Quest’estate ci è capitato tra le mani “Live at Montreux”, doppio dvd edito l’anno scorso, contenente i concerti del 30 giugno 1974 e del 10 luglio 1980 al prestigioso Festival Jazz. Attratti dalla buona annata delle esibizioni (note ai fans), ma anche dubbiosi davanti ad una copertina che presentava uno sticker da grande evento, ci siamo goduti la visione di due dischetti intensi, buoni ma non ottimi come si vorrebbe per “il primo dvd di Van Morrison”.
La qualità sonora e visiva è ben curata con le immagini che si muovono bene sugli strumenti e sui musicisti.
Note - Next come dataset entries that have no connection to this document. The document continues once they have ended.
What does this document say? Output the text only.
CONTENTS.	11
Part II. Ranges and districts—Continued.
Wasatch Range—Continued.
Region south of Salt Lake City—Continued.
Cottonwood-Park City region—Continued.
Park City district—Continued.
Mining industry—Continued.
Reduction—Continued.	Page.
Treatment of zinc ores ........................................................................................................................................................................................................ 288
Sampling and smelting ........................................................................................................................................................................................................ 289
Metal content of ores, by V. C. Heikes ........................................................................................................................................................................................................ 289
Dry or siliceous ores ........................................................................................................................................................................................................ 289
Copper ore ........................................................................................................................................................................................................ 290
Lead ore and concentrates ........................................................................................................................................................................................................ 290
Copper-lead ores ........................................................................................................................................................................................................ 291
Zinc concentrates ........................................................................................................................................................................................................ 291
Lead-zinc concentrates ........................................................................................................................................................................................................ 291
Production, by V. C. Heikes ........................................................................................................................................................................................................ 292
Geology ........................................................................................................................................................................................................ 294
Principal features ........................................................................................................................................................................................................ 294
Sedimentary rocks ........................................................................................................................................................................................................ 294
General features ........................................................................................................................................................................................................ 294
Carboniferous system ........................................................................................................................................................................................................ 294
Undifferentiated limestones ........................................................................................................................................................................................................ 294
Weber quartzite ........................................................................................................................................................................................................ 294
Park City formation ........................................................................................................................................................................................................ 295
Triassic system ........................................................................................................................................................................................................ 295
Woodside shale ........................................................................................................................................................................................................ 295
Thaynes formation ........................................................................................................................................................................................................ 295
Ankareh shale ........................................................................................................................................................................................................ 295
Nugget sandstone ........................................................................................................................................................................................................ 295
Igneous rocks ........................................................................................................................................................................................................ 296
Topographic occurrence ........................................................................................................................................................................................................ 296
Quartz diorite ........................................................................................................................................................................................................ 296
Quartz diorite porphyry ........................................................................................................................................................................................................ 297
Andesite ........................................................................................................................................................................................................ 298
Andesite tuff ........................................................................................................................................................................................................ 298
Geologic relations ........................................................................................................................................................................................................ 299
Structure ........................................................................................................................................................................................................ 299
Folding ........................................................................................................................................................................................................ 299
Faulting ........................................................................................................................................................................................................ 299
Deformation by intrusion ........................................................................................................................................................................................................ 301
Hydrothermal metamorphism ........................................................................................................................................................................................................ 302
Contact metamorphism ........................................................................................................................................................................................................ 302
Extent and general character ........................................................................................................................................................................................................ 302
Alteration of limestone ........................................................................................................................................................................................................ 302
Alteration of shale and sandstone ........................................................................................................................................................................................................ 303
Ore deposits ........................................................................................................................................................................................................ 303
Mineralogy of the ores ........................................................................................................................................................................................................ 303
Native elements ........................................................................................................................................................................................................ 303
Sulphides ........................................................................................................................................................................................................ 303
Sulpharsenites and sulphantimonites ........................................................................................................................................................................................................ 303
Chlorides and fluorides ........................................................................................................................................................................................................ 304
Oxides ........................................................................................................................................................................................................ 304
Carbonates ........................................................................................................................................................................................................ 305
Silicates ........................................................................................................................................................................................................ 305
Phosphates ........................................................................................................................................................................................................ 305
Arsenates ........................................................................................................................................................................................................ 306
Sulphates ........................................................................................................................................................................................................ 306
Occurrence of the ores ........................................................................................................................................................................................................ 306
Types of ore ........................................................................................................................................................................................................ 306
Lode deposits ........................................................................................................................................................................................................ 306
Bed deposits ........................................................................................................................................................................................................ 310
Si comincia con il set del 1980: siamo all’epoca di “Common one”, non uno dei periodi migliori della carriera di Van Morrison, che offre però un set di alto livello accompagnato da una large band in cui spiccano la chitarra di John Platania e soprattutto i fiati di Mark Isham e Pee Wee Elliss. La scaletta propone anche pezzi storici, ma a colpire sono le interpretazioni colme di un pathos che non fa sentire la mancanza di presenza scenica sul palco: Van Morrison si “limita” a cantare allungando i brani ad occhi chiusi, mentre la band ricama in sordina o gli fornisce parti di grande musica senza pausa. Tra i pezzi per così dire “minori” sono da segnalare una sublime “Troubadours”, sollevata dalla tromba di Isham, e una “Summertime In England” che, prima di lasciare la sala in silenzio (“Can you feel the silente?”), diventa un sermone in cui vengono invocati Joyce e T.S. Eliot.
Completamente diversa la performance del 1974: Van Morrison si esibisce con una band assemblata pochi giorni prima e offre un set più improvvisato in cui sono protagoniste le keyboards di Pete Wingfield.Il suono è chiaramente più anni ’70 con i musicisti che suonano sopra i pezzi tendendo a liberare la forma della canzone: Van Morrison si impegna alla chitarra acustica, al sax e all’armonica e ne esce un impasto più nero tra r&b, shuffle, soul e boogie. Esemplare è “Naked in the jungle” con le tastiere che chiamano un ritmo da strada ripreso dal groove del basso e dai ripetuti stacchi.
In entrambi i dischetti, pur non essendoci traccia di extra, la musica è abbondante e per palati fini. Anche se nei suoi archivi Van Morrison dovrebbe avere pietanze più rare.